L’article 4 prévoit un dépistage systématique du VIH et des IST lors des consultations de prévention aux trois âges clés de la vie. La découverte des cas d’infection au VIH, qui reste tardive dans de nombreux cas, concerne également la population des plus de 40 ans. Le dispositif des consultations aux 3 âges clefs de la vie, votée dans le PLFSS 2023 est ainsi complété en précisant que la santé sexuelle doit entrer dans le contenu des trois consultations et non pas être cantonnée à la seule consultation à 25 ans. 

 

L’article 5 assouplit, les conditions de délivrance des traitements préventifs de l’infection au VIH, qu’il s’agisse d’une prophylaxie de pré‑exposition (PrEP) ou d’un traitement de post‑exposition (TPE). Afin de tenir compte des inégalités d’accès aux services hospitaliers d’urgence, les premières prises du TPE pourront ainsi être prescrites par un médecin de ville ou délivrées par un pharmacien sans ordonnance, sous réserve de l’information du patient sur le protocole à suivre pour la poursuite efficace du traitement. Compte tenu de la saturation des capacités d’accueil des CeGIDD et des hésitations de certaines personnes à se rendre à une consultation dans ces structures, la première prescription d’une PrEP pourra intervenir à l’occasion d’une téléconsultation sans restriction d’accès.
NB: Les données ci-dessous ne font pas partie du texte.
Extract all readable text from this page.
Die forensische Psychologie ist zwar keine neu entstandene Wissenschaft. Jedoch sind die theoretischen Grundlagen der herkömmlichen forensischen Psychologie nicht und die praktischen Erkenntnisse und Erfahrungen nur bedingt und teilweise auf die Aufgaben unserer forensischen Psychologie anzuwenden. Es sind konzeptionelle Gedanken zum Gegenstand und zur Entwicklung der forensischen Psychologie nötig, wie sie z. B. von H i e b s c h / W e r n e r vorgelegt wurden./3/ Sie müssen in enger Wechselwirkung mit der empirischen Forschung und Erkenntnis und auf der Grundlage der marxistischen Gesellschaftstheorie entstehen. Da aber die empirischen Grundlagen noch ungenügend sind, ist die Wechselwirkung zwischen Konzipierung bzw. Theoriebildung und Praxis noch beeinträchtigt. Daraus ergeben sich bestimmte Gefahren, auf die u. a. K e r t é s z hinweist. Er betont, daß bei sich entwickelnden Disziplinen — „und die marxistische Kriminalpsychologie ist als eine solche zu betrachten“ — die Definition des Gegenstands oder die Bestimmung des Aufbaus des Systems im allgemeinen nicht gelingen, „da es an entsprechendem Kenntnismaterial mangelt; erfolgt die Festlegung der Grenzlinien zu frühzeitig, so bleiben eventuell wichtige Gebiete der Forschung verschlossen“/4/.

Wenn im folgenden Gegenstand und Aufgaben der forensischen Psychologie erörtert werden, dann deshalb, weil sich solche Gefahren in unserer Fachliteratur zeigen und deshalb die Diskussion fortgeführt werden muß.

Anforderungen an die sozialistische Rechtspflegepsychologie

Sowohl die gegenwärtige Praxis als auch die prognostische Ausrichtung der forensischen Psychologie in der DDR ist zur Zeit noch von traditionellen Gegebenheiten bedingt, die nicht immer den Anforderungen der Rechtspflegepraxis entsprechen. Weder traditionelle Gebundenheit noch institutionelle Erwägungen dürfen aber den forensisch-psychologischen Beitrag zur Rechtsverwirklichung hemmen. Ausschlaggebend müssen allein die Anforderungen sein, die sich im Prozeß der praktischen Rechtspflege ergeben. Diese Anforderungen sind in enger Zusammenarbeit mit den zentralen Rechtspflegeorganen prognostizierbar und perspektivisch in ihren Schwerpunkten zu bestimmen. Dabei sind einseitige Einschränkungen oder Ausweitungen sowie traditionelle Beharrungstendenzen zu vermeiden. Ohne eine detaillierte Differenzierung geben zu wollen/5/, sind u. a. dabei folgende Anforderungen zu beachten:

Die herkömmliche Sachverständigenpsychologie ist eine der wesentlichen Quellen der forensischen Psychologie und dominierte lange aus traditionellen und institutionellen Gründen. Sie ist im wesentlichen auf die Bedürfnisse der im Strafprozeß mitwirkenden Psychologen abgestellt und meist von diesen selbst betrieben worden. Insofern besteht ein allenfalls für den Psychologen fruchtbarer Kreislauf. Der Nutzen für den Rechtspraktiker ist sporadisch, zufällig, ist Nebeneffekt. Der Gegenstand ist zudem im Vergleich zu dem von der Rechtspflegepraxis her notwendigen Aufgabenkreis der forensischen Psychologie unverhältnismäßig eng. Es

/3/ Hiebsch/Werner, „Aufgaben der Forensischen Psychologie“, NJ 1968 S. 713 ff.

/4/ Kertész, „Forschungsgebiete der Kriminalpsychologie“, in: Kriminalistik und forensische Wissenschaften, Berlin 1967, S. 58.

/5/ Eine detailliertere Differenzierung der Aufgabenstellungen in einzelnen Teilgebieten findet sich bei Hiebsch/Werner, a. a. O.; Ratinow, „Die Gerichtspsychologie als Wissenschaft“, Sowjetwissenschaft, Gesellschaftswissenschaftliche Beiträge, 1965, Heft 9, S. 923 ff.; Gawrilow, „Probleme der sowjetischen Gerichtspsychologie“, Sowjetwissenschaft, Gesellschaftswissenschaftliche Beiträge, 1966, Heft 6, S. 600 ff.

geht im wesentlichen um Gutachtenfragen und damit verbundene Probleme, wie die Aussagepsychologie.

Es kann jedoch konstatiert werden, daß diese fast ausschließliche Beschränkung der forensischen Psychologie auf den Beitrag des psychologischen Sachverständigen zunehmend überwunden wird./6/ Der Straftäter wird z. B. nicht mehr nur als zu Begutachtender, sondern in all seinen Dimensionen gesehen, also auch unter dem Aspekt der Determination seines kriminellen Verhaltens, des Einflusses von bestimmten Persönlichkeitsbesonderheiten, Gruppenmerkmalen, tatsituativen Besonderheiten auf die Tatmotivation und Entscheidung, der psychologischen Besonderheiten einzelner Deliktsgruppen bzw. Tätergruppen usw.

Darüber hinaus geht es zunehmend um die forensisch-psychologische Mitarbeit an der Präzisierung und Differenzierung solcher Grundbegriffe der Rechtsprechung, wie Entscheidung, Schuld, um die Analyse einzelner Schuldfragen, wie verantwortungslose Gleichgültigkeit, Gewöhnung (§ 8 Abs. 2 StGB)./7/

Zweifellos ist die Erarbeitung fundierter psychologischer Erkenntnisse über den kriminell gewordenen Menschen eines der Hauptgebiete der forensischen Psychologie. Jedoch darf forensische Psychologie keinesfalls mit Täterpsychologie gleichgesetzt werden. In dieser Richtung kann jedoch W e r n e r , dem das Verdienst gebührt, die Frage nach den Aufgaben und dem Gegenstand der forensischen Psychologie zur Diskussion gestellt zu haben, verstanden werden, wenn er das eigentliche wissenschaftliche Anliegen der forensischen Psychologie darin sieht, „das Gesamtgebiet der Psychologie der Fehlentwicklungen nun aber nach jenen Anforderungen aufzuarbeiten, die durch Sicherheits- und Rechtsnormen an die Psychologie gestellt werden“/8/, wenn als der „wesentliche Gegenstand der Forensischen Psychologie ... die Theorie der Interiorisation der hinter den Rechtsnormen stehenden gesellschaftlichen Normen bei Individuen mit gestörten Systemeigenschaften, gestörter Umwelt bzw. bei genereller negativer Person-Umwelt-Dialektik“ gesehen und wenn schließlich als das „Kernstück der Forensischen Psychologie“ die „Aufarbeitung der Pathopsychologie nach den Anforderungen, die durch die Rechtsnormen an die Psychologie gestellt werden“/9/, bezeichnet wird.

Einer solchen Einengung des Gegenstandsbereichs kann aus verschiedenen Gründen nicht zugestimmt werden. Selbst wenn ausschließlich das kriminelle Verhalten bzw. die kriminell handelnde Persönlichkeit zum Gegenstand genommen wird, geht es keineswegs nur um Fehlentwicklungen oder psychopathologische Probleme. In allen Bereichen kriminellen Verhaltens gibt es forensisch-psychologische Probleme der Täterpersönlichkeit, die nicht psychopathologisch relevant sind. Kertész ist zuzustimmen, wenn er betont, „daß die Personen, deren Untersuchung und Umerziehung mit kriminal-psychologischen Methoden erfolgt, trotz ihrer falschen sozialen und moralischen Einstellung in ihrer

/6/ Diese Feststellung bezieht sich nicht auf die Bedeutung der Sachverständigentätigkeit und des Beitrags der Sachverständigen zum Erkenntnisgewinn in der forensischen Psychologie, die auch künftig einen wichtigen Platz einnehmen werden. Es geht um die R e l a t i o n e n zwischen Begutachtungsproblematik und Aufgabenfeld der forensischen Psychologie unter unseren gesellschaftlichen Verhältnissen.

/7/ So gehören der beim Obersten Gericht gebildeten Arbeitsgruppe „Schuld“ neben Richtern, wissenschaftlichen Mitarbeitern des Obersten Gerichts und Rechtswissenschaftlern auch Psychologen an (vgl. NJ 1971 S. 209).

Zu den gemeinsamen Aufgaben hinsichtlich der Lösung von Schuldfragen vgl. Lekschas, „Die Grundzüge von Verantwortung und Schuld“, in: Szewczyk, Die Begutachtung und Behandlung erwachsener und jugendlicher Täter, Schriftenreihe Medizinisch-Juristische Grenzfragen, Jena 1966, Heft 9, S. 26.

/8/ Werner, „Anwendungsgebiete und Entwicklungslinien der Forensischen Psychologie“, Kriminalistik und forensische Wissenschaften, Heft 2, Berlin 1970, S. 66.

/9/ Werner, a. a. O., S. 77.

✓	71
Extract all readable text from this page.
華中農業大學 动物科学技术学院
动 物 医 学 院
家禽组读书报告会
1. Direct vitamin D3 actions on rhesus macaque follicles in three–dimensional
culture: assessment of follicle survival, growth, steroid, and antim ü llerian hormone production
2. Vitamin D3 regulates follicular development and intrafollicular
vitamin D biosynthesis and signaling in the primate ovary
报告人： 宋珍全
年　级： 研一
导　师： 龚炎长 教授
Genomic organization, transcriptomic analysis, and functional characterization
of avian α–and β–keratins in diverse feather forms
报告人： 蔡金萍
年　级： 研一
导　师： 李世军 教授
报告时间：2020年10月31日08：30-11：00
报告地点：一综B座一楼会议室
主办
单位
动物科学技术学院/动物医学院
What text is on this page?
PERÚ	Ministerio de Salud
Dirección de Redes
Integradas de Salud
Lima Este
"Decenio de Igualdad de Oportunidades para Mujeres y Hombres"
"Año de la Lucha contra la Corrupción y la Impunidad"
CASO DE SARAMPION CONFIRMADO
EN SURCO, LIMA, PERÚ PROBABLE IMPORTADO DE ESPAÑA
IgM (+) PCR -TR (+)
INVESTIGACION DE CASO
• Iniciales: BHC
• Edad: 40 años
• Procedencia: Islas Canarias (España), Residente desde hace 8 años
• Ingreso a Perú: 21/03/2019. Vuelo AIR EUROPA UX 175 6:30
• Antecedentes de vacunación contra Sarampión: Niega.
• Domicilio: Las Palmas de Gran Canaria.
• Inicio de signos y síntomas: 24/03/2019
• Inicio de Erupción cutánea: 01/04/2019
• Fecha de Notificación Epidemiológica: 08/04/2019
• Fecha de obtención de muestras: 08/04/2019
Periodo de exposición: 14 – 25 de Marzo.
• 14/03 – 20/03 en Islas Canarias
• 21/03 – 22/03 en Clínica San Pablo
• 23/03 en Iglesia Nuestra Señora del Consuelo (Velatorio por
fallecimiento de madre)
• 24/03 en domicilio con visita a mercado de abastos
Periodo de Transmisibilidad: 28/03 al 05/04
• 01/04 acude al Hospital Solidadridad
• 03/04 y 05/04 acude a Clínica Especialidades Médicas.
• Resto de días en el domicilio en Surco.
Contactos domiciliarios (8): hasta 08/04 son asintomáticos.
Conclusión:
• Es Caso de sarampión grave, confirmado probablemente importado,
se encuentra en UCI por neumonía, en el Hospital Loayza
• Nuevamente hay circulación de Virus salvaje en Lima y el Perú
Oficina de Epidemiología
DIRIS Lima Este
Sous réserve de l’autorisation de l’agence nationale de sécurité du médicament et des produits de santé de leur délivrance aux mineurs, les traitements préventifs de l’infection au VIH pourront être prescrits dans les services de santé scolaire du second degré et dans les services de santé universitaires.

 

L’article 6 enfin revoit le contenu et le format des enseignements de santé sexuelle dans le secondaire en incluant d’avantage la notion de prévention combinée (qui ne se limite pas à la seule utilisation du préservatif comme seul moyen de prévention du VIH). Il prévoit par ailleurs d’associer systématiquement les étudiants en médecine, plus proches des lycéens et utilisant les mêmes modes de communication, en s’appuyant sur le service sanitaire, à l’animation de ces cours d’éducation sexuelle dans le secondaire. 

 

Tel est l’objet de la présente proposition de loi.